342 GRUPO MEXICANO de DESARROLLO, S. A. v.
ALLIANCE BOND FUND, INC. Opinion of Ginsburg, J.
presented, why shouldn't I be able to provide [Alliance] with [injunctive] relief?" App. to Pet. for Cert. 34a. Why, the District Judge asked, should GMD be allowed "to use the process of the court to delay entry of a judgment as to which there is no defense? Why is that equitable?" Id., at 36a. The Court gives no satisfactory answer.
B
Contrary to the Court's suggestion, see ante, at 332, this case involves no judicial usurpation of Congress' authority. Congress, of course, can instruct the federal courts to issue preliminary injunctions freezing assets pending final judgment, or instruct them not to, and the courts must heed Congress' command. See Guaranty Trust Co. v. York, 326 U. S. 99, 105 (1945) ("Congressional curtailment of equity powers must be respected."). Indeed, Congress has restricted the equity jurisdiction of federal courts in a variety of contexts. See Yakus v. United States, 321 U. S. 414, 442, n. 8 (1944) (cataloging statutes regulating federal equity power).

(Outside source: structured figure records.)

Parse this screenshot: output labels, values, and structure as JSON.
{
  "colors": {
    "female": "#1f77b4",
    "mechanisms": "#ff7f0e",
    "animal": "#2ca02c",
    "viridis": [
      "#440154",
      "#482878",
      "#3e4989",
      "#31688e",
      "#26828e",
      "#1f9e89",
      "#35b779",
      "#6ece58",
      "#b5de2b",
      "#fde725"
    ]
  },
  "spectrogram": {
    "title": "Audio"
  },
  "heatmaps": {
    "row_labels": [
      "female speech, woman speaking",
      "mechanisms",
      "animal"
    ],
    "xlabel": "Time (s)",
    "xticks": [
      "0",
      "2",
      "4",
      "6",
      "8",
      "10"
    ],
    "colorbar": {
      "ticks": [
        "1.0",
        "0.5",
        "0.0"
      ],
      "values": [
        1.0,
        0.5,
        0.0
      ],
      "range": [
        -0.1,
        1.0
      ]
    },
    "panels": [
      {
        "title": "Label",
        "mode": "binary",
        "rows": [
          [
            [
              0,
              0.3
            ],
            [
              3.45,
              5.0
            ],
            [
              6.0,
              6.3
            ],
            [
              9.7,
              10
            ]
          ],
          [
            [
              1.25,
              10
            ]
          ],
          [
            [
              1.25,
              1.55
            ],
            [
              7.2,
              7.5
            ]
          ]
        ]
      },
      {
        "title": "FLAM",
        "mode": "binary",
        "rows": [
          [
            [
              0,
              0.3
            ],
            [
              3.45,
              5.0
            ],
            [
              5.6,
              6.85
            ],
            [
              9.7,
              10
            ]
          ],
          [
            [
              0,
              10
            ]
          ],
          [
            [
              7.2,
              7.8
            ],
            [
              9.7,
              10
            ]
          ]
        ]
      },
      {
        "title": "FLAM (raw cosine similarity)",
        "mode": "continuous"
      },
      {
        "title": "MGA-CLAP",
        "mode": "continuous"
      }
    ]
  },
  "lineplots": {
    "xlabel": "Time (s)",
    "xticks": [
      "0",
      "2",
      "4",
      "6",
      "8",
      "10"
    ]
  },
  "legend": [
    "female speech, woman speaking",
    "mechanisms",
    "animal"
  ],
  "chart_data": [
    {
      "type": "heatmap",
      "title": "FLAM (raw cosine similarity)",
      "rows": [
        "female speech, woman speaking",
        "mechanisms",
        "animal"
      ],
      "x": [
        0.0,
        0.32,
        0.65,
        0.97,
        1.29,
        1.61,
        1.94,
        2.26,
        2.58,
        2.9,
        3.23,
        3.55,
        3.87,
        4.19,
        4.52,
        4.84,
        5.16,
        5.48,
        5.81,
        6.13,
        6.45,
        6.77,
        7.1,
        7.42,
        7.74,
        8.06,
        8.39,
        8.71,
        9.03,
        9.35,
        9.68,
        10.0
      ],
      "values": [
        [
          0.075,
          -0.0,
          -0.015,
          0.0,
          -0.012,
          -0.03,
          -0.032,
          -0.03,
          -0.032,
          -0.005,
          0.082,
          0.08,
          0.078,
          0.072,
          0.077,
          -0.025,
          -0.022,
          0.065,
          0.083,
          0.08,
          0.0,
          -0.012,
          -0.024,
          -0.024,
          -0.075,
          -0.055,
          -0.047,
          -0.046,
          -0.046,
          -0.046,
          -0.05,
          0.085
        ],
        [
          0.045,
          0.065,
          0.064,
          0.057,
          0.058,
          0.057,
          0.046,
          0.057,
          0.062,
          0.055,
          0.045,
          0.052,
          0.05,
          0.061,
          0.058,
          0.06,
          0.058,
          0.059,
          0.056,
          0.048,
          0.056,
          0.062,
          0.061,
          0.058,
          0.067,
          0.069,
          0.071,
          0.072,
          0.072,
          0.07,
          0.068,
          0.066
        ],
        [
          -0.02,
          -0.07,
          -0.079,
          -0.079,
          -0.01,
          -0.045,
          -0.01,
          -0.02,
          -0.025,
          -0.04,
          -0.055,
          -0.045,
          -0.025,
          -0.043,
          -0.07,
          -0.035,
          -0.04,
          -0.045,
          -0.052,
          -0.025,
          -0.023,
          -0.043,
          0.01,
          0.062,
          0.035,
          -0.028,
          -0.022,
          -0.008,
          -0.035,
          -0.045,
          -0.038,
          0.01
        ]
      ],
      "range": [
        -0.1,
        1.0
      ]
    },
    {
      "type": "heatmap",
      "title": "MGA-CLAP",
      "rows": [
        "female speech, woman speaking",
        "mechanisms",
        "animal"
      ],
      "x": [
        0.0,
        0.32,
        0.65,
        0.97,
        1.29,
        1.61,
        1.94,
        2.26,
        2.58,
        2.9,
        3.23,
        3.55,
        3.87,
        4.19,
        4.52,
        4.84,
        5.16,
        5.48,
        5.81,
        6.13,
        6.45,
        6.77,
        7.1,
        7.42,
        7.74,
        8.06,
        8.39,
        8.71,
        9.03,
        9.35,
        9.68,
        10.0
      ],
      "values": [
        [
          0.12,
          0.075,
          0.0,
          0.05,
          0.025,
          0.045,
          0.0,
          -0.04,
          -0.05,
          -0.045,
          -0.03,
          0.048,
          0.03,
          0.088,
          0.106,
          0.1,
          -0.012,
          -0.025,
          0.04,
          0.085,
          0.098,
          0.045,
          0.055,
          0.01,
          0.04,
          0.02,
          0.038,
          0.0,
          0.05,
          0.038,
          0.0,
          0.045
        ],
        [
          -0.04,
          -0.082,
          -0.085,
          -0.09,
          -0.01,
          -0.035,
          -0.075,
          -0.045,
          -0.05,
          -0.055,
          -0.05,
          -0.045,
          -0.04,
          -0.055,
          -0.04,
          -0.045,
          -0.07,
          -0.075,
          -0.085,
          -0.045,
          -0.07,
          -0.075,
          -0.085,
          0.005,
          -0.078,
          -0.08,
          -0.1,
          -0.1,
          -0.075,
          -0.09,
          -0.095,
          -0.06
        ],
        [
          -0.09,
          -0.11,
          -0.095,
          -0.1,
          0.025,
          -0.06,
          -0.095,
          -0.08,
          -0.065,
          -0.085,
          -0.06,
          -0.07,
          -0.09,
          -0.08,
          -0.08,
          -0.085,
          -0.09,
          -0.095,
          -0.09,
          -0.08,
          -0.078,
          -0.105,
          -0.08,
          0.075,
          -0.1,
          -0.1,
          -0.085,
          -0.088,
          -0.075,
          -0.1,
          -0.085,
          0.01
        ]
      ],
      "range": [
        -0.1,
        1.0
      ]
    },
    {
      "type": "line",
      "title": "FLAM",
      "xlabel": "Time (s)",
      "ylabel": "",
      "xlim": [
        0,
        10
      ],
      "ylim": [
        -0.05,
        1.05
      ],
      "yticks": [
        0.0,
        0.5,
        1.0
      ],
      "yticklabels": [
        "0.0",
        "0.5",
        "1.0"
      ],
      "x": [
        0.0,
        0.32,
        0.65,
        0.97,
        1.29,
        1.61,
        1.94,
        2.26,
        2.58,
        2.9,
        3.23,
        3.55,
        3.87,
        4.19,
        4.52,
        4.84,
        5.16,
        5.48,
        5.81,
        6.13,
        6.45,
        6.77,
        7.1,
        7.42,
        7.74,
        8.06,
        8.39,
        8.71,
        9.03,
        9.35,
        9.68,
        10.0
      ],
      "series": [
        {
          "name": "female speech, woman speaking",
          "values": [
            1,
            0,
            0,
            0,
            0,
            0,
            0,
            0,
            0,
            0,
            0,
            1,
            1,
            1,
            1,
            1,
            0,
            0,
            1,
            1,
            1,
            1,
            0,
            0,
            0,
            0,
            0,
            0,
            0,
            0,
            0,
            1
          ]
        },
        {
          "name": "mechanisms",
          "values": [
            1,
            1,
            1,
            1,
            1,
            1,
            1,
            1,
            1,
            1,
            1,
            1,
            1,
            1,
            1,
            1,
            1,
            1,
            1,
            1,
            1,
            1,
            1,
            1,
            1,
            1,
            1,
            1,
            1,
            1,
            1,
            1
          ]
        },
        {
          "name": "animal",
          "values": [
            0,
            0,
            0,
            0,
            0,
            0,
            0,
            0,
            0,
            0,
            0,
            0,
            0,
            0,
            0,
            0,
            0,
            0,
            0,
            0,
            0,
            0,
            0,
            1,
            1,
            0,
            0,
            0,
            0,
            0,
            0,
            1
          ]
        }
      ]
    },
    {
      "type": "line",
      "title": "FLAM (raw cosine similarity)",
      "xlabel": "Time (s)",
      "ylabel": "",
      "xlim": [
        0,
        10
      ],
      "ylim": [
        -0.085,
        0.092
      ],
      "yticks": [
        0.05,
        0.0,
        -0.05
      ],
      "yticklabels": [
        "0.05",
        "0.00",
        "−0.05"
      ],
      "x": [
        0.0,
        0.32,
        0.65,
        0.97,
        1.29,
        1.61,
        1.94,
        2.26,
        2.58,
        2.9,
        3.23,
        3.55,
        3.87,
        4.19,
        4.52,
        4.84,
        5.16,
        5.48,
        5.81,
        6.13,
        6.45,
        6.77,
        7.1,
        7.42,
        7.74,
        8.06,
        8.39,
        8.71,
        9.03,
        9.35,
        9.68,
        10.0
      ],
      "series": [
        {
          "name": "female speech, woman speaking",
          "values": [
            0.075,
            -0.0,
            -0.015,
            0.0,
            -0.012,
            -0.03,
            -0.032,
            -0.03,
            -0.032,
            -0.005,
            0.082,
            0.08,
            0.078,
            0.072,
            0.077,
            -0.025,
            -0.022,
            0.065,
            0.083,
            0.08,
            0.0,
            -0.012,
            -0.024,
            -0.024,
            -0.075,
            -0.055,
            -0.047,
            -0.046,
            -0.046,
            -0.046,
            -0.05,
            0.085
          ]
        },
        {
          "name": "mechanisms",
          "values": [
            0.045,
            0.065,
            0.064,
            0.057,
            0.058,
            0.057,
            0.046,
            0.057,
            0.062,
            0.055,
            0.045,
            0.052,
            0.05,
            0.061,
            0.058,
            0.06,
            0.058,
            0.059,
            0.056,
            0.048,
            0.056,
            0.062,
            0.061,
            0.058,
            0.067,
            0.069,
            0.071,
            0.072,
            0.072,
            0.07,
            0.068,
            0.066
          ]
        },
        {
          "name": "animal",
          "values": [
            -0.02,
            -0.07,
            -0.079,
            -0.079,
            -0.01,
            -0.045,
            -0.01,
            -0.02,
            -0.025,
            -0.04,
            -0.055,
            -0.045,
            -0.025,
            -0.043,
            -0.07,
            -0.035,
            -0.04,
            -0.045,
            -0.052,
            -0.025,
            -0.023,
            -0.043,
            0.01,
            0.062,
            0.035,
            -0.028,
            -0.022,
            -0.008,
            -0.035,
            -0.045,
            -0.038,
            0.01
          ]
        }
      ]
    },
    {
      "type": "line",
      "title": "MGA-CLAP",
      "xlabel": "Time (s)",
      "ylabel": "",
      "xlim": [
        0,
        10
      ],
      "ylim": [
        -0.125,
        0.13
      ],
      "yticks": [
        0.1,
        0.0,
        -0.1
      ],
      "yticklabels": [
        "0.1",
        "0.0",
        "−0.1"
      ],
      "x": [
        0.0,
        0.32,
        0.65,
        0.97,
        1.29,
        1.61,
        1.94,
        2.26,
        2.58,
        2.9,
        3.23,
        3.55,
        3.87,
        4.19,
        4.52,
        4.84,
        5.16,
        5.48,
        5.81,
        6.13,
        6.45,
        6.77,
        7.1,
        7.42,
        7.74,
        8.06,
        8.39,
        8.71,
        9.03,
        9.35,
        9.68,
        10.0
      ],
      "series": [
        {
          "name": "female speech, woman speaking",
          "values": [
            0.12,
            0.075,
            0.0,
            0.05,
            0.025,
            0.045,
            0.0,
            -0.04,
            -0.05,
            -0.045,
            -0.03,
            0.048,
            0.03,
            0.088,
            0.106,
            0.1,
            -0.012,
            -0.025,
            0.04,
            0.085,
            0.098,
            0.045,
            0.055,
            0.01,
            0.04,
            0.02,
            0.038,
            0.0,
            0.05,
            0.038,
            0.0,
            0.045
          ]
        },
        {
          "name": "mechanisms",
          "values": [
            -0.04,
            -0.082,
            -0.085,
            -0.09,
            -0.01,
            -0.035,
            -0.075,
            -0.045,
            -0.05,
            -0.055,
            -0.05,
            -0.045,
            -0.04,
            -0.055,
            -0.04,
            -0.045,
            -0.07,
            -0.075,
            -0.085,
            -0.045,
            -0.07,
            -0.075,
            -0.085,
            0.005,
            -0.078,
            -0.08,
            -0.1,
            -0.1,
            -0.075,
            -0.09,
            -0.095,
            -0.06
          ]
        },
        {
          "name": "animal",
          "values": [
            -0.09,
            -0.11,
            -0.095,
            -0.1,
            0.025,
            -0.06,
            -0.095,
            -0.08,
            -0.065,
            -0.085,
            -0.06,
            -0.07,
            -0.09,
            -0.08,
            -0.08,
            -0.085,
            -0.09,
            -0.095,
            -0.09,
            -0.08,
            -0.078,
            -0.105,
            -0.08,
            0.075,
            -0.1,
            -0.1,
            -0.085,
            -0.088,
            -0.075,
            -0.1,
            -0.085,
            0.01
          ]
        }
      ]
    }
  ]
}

The Legislature, however, has said nothing about preliminary freeze orders. The relevant question, therefore, is whether, absent congressional direction, the general equitable powers of the federal courts permit relief of the kind fashioned by the District Court. I would find the default rule in the grand aims of equity. Where, as here, legal remedies are not "practical and efficient," Payne, 7 Wall., at 431, the federal courts must rely on their "flexible jurisdiction in equity . . . to protect all rights and do justice to all concerned," Rubber Co. v. Goodyear, 9 Wall. 788, 807 (1870). No countervailing precedent or principle holds the federal courts powerless to prevent a defendant from dissipating assets, to the destruction of a plaintiff's claim, during the course of judicial proceedings. Accordingly, I would affirm the judgment of the Court of Appeals and uphold the District Court's preliminary injunction.